The Decarbonised Electricity System of the Future: The ‘Two Market’ Approach

Electricity markets are broken; they no longer fulfil their primary functions of providing appropriate signals for producers and consumers.  The problem arises from a combination of changes in technology (from predominantly marginal cost plants to predominantly capital cost plants) and of policy (support for intermittent renewable plants) which undermine traditional market structures.  In the view of the authors, markets will require fundamental reform to resolve the problem.  Existing market structures are inevitably leading to greater central intervention – support for renewables and the creation of capacity markets.  There needs to be a shift in emphasis which will enable consumer preferences to be expressed clearly and drive overall market development.  The reforms needed will require not just a change in market design but also in consumer attitudes to electricity – this will necessitate a relatively simple and comprehensible basic offer at consumer level.
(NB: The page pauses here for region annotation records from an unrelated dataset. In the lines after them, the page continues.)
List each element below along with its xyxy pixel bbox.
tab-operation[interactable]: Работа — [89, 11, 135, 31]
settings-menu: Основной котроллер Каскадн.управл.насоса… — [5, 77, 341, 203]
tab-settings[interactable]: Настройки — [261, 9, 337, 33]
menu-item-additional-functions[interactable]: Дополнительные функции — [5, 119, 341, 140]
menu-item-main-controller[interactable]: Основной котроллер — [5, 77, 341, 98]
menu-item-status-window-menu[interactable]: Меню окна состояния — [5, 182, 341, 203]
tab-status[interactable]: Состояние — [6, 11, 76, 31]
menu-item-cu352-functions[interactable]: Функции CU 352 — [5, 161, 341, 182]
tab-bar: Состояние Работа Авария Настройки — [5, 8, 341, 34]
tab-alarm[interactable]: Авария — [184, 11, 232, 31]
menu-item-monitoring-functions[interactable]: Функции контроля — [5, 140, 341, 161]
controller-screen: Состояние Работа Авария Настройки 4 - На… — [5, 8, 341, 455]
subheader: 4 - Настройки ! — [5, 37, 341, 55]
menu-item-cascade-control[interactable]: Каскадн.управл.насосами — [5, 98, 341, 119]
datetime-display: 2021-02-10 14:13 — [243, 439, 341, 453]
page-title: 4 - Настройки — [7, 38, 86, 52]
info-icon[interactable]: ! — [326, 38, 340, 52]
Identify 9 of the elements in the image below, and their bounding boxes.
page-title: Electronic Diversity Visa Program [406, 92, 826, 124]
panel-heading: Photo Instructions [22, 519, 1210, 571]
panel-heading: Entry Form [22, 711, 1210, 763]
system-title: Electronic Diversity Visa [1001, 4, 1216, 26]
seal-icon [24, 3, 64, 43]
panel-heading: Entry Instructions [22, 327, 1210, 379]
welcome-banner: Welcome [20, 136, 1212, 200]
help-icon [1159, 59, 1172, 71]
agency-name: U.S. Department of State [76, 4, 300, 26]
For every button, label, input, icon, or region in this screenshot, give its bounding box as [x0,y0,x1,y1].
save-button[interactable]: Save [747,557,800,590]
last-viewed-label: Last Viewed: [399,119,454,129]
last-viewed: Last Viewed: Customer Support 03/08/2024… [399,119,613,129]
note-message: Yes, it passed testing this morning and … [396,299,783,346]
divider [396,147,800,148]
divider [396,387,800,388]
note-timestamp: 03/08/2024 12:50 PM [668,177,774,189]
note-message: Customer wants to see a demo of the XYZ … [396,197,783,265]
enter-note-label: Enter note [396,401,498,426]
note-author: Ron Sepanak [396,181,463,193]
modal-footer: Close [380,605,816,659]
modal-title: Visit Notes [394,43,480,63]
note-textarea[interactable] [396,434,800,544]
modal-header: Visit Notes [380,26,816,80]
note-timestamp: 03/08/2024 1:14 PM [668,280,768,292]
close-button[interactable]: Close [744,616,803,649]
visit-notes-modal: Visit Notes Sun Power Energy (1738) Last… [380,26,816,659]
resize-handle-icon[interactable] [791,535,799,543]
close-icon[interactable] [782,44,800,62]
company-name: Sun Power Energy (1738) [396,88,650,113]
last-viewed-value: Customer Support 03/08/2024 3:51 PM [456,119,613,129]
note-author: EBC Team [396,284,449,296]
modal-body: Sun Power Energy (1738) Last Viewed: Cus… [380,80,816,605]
Against this background the authors propose a new approach to market design which will enable intermittent renewable sources to be accommodated; maintain overall system reliability while enabling consumers to put a value on their own supply security; provide clear signals to generators for investment and operation; and provide an ‘exit strategy’ allowing government intervention to be limited in the long run to the setting of framework conditions only.  In the view of the authors, no other proposal put forward to date can meet all these objectives.